Researchers have identified a new ransomware strain named QWCrypt, believed to be operated by the long-active espionage group RedCurl. Known for years of corporate spying, RedCurl’s shift toward ransomware marks a notable change in tactics. In a recent wave of targeted attacks, the Chinese threat actor FamousSparrow has deployed updated variants of its SparrowDoor backdoor. Phishing just got a messaging upgrade. Chinese developers have launched Lucid, a PhaaS platform that hijacks the advanced features of iMessage and RCS to deliver convincingly slick scam campaigns.
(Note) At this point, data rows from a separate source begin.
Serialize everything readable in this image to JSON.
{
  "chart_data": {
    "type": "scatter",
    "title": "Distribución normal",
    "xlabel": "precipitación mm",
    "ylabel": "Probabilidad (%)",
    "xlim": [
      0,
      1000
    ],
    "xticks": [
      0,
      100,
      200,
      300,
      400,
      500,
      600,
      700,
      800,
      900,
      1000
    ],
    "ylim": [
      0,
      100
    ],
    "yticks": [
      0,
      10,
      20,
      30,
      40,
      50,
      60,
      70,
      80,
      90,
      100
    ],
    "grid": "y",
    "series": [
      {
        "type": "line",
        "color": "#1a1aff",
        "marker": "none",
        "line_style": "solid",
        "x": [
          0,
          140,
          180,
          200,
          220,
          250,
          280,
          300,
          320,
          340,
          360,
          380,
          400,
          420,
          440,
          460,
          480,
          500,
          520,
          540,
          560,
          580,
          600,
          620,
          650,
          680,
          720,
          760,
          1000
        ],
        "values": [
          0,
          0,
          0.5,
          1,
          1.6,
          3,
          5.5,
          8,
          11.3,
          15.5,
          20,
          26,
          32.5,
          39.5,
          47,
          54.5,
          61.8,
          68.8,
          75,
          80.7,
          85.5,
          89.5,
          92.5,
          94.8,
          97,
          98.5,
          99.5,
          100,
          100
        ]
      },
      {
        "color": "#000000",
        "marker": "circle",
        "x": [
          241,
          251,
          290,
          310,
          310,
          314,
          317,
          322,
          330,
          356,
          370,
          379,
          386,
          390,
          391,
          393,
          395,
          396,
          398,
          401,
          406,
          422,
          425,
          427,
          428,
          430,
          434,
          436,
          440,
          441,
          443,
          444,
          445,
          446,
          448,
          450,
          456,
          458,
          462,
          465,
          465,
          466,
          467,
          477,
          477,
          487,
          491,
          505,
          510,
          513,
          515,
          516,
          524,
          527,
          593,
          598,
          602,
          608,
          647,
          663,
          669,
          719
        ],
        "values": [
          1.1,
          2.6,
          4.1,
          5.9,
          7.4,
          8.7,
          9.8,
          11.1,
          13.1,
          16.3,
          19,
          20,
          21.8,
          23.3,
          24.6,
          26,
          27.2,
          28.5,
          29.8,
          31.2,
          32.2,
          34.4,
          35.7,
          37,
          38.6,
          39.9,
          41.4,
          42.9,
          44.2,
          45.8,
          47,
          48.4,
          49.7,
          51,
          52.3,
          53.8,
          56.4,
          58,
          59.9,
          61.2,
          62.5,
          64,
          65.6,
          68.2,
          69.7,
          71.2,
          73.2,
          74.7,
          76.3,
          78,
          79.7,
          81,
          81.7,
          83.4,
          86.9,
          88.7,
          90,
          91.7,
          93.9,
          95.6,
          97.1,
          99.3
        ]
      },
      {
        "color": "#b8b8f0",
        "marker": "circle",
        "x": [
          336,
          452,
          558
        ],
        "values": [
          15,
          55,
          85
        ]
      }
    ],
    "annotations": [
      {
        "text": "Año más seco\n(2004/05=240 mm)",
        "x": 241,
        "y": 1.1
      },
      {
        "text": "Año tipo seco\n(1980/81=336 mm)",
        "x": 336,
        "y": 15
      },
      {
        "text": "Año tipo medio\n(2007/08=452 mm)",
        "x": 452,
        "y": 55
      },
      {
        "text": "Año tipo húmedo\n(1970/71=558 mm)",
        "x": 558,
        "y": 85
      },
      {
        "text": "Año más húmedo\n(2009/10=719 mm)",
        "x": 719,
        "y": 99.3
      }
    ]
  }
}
Read on for more.
01
A new ransomware, QWCrypt, has been discovered and is believed to be used by the long-running cyberespionage group RedCurl, marking a shift in its strategy from corporate espionage to cryptolocking malware attacks.
02
The Chinese threat actor, FamousSparrow, deployed new versions of its flagship backdoor SparrowDoor and ShadowPad, in attacks targeting a trade group in the U.S. and a research institute in Mexico.
03
An ongoing malware campaign has compromised approximately 150,000 websites by injecting malicious JavaScript to promote Chinese-language gambling platforms.
04
Zscaler spotted a new sophisticated malware family, named CoffeeLoader, which is being distributed through SmokeLoader, with some behavior similarities observed between the two.
05
Chinese malware developers have created Lucid PhaaS platform that exploits the advanced features of iMessage and RCS to carry out effective scams, with a success rate of approximately 5%.
06
Resecurity discovered a local file inclusion vulnerability in the data leak site of BlackLock ransomware, which led to the exposure of clearnet IP addresses and server details related to the ransomware operators' network infrastructure.
07
The npm packages ethers-provider2 and ethers-providerz were found to contain malicious code that patches the legitimate npm package ethers with a reverse shell.
08
The CISA has added two security flaws impacting Sitecore CMS and Experience Platform (XP) to its KEV catalog due to evidence of active exploitation.
09
In 2024, threat actors increasingly used online document hosting services to bypass SEGs for credential phishing, accounting for 8.8% of all credential phishing campaigns.
10
AI security startup SplxAI raised $7 million in a seed funding round led by LAUNCHub Ventures, with participation from DNV Ventures, Inovo, and others.